In den vergangenen Monaten haben viele Kolleg*innen vorwiegend von Zuhause aus gearbeitet, der Austausch im Büro war begrenzt. Was glaubst du, wie es weitergeht?
In Zukunft wird es natürlich mehr hybride Meetings geben, wo manche Kollegen zuhause sind und andere im Büro sein werden. Der Übergang wird fließender und es sollte nicht mehr so eine große Bedeutung haben, ob man zuhause ist oder nicht – gleichzeitig sollten die Kollegen im Büro die Vorteile des persönlichen Austausches nutzen können. Wir sind gut vorbereitet und haben die digitalen Möglichkeiten, um hier flexibel zu sein – wollen diese digitale Kompetenz bei uns aber weiter stärken.
Wie stehst du zum Thema Präsenzkultur vs. 100% Homeoffice?
Es ist grundsätzlich wichtig und gut, so viel Freiraum wie möglich zu lassen. Zu viel Flexibilität kann aber auch den kreativen Austausch gefährden. Es gibt einige Firmen, die eine 100% Home-Office-Philosophie hatten und sie dann wieder zurückgenommen haben – zum Beispiel Yahoo. Ich bin für einen hybriden Ansatz, der mobile Arbeit flexibel ermöglicht, aber auch den persönlichen Austausch als wichtigen Faktor für Kreativität und Innovation sieht. Wichtig ist, dass die Grundstimmung und die Motivation im Unternehmen passt und man sich auf die Kollegen freut.
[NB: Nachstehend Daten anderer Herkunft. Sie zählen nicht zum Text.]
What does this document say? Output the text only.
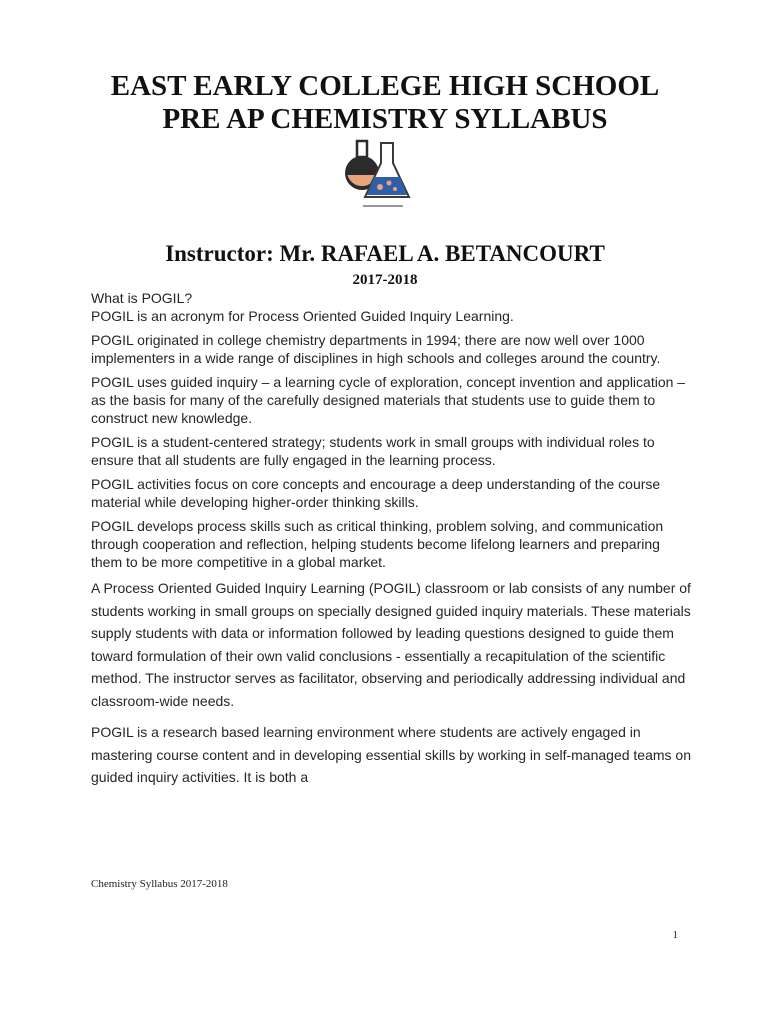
EAST EARLY COLLEGE HIGH SCHOOL
PRE AP CHEMISTRY SYLLABUS
Instructor: Mr. RAFAEL A. BETANCOURT
2017-2018

What is POGIL?

POGIL is an acronym for Process Oriented Guided Inquiry Learning.

POGIL originated in college chemistry departments in 1994; there are now well over 1000 implementers in a wide range of disciplines in high schools and colleges around the country.

POGIL uses guided inquiry – a learning cycle of exploration, concept invention and application – as the basis for many of the carefully designed materials that students use to guide them to construct new knowledge.

POGIL is a student-centered strategy; students work in small groups with individual roles to ensure that all students are fully engaged in the learning process.

POGIL activities focus on core concepts and encourage a deep understanding of the course material while developing higher-order thinking skills.

POGIL develops process skills such as critical thinking, problem solving, and communication through cooperation and reflection, helping students become lifelong learners and preparing them to be more competitive in a global market.

A Process Oriented Guided Inquiry Learning (POGIL) classroom or lab consists of any number of students working in small groups on specially designed guided inquiry materials. These materials supply students with data or information followed by leading questions designed to guide them toward formulation of their own valid conclusions - essentially a recapitulation of the scientific method. The instructor serves as facilitator, observing and periodically addressing individual and classroom-wide needs.

POGIL is a research based learning environment where students are actively engaged in mastering course content and in developing essential skills by working in self-managed teams on guided inquiry activities. It is both a

Chemistry Syllabus 2017-2018
1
Schließlich ist der Arbeitsplatz ein enorm wichtiges soziales Umfeld. Erst kürzlich hatte ich eine tolle Gesprächssituation im Büro, die spontan zustande kam und wo im Laufe der Zeit immer mehr Kollegen dazu gekommen sind. Wir haben gemeinsam hinterfragt: Reden wir über dasselbe? Haben wir das gleiche Ziel? Dieses Abtasten ist wichtig, um sich gegenseitig zu bestärken, dass alle dasselbe wollen. Und wenn man Unstimmigkeiten feststellt, ist es möglich, dass man unkompliziert und ohne Termin darüber spricht. Das können Kleinigkeiten sein wie „ich warte noch auf eine E-Mail von dir“ bis hin zu „spannender Vortrag in 3 Wochen, ist das was für dich?“ Wir können alle nicht noch mehr E-Mails lesen und noch mehr Meetings haben – wir brauchen die Leichtigkeit des schnellen, spontanen Austausches wieder viel stärker. Was in Zukunft auch wichtig ist: Anlässe zu schaffen für die Arbeit im Büro – bei Quoniam haben wir eine Spielkonsole, treffen uns beim Frühstücksbuffet und essen zu Geburtstagen gemeinsam Torte. Noch wichtiger als diese Anreize ist aber die Stärkung der Eigenverantwortung aller Mitarbeiter und die Entwicklung eines Sense-of-belonging-Gefühls bei jedem Einzelnen.
Vielen Dank für das interessante Gespräch!